Resumo:
O presente trabalho tem o objetivo de investigar as relações entre dignidade e autonomia na filosofia moral de Immanuel Kant. Uma vez que para Kant, a autonomia é o fundamento da dignidade humana, o problema investigado é colocado a partir da indagação acerca do status moral de seres humanos incapazes de agência racional autônoma. Na medida em que a concepção de dignidade kantiana está vinculada à
autonomia e à moralidade, faz-se necessário uma investigação atenta às diferentes interpretações da ética kantiana relativa à extensão do status moral de indivíduos humanos. Na esteira desse problema desdobra-se a problematização acerca do conceito de pessoa como condicionante ou não para atribuição de dignidade a seres humanos que por ventura não sejam capazes de agência racional com autonomia.
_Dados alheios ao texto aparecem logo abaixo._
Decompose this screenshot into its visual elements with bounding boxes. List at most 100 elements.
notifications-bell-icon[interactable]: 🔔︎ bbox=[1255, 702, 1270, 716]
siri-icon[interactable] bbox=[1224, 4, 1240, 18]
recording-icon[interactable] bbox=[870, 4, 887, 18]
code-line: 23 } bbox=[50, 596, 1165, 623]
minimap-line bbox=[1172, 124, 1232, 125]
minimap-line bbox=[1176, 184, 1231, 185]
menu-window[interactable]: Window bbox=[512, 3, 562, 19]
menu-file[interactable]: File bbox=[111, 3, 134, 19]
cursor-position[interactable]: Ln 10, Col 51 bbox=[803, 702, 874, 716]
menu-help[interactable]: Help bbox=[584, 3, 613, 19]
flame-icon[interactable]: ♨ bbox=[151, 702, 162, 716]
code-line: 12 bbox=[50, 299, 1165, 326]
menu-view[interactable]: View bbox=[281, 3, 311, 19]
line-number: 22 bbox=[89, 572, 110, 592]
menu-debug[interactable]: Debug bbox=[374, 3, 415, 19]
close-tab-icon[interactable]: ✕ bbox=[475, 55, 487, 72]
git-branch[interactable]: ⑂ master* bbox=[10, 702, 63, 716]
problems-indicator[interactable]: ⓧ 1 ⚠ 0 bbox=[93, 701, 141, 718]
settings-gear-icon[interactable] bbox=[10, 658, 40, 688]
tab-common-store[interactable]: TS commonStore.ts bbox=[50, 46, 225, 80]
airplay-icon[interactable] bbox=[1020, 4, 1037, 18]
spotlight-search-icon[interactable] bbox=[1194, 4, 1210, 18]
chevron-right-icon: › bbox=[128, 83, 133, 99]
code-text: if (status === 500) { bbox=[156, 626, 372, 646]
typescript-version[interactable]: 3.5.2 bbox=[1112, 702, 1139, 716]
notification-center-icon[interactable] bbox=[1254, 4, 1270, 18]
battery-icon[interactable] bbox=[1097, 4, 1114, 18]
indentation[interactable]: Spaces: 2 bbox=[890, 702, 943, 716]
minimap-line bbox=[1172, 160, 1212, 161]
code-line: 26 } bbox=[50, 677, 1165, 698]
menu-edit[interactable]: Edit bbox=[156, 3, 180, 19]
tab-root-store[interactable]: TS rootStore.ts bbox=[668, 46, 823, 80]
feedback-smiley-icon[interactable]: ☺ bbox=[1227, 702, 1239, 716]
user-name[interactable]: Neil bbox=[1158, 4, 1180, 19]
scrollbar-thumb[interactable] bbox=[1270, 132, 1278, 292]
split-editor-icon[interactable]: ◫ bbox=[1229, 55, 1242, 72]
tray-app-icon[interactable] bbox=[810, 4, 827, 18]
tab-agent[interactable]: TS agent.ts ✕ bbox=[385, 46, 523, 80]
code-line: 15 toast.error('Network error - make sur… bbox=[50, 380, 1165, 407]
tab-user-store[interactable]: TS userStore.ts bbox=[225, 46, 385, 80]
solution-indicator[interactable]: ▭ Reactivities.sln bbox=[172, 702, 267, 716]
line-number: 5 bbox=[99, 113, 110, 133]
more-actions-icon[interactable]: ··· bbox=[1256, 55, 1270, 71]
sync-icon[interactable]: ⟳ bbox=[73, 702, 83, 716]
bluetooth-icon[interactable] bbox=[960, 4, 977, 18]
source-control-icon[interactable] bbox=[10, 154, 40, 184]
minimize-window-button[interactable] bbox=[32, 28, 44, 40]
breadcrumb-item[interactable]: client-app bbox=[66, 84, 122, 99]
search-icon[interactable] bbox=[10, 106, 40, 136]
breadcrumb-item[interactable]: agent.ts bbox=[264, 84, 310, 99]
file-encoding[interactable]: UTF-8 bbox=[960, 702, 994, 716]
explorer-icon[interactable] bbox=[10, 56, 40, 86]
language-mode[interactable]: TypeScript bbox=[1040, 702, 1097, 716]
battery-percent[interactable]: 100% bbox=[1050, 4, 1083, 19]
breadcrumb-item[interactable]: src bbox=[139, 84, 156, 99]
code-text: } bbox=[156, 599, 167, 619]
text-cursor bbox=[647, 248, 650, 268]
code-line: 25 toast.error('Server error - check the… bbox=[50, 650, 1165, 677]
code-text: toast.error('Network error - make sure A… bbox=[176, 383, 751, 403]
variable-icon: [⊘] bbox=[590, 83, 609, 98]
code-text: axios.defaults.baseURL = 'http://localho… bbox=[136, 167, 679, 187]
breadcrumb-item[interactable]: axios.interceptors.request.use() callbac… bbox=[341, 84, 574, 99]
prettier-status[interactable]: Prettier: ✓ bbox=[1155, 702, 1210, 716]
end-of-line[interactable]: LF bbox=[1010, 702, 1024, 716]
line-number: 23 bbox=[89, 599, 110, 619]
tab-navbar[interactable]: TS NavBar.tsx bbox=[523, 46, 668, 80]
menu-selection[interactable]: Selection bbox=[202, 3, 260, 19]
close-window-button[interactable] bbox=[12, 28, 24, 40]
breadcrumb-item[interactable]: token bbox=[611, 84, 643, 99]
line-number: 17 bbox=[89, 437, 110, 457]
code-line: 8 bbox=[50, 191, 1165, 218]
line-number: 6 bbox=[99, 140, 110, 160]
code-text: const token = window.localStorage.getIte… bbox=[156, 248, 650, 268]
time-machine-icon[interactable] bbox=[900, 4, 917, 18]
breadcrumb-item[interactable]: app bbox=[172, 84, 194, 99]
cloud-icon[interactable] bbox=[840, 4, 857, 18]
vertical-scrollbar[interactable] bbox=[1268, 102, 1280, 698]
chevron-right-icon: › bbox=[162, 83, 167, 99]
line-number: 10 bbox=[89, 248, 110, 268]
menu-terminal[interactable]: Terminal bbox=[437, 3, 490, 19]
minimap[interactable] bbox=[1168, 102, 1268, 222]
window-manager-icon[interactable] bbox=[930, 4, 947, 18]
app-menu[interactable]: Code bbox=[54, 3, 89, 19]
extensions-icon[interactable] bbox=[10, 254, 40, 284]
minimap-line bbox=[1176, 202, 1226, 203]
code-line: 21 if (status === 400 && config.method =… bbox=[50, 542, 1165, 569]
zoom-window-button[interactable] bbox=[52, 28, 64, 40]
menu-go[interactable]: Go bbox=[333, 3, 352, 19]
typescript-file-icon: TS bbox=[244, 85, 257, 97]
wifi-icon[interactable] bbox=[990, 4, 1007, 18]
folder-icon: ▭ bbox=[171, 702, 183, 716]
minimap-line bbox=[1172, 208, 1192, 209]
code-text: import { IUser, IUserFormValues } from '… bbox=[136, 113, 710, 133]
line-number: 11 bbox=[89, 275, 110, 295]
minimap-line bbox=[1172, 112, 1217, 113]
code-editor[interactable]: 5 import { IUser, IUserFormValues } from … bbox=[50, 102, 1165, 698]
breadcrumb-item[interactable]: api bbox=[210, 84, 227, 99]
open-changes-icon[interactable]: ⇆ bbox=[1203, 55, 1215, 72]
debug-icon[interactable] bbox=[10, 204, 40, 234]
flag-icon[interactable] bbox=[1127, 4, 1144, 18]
Esta dissertação procura investigar, a partir dos escritos éticos kantianos, elementos que possam iluminar o problema referido à luz da interpretação de comentadores da obra de Kant. O trabalho se divide em três capítulos. O primeiro procura apresentar a problemática da dignidade kantiana em uma aparente dissonância com o paradigma contemporâneo de dignidade, presente principalmente no âmbito do discurso dos direitos humanos. No segundo capítulo, o trabalho ocupa-se em apresentar um panorama geral da ética kantiana a fim de entender e discutir como as concepções de autonomia e dignidade de Kant estão vinculadas e o quanto estão ou não em sintonia outros postulados kantianos. Durante esse percurso discute-se como dignidade e autonomia se relacionam com o imperativo categórico, especialmente com a Fórmula da Humanidade, analisando uma aparente tensão entre personalidade e humanidade no seio da ética kantiana. No último capítulo, o texto versa sobre algumas tentativas de responder ao problema de conferir status moral a seres humanos incapazes de agência racional autônoma na filosofia moral de Kant. É feita a exposição crítica das interpretações de Allen Wood, Onora O’Neill, Patrick Kain, Oliver Sensen, Doris Schroeder e Paul Formosa. As contribuições teóricas desses autores são confrontadas entre si, na tentativa de clarear melhor as dificuldades enfrentadas pela teoria kantiana. Conclui-se que há divergência significativa entre alguns intérpretes de Kant, não havendo pleno consenso sobre se a dignidade humana se estende para além daqueles indivíduos incapazes de agência racional autônoma. Ao que tudo
indica, parece haver aqueles que advogam por uma interpretação inclusiva da
dignidade, no qual todos os seres humanos são pessoas e possuem igualmente status
moral, independentemente de sua capacidade para a autonomia, enquanto outros
tendem a uma interpretação restritiva, dando maior ênfase ao papel da autonomia e
agência moral, o que se segue que nem todos seres humanos são pessoas, logo não
possuem o mesmo status moral ou dignidade. Não parece estar muito claro, portanto,
em que medida a concepção de dignidade kantiana está ou não em sintonia com a
visão contemporânea de direitos humanos ao postular que todo ser humano possui dignidade. O tema, embora controverso, parece fundamental para aqueles que consideram que a ética kantiana oferece uma alternativa teórica e prática frente aos dilemas morais contemporâneos.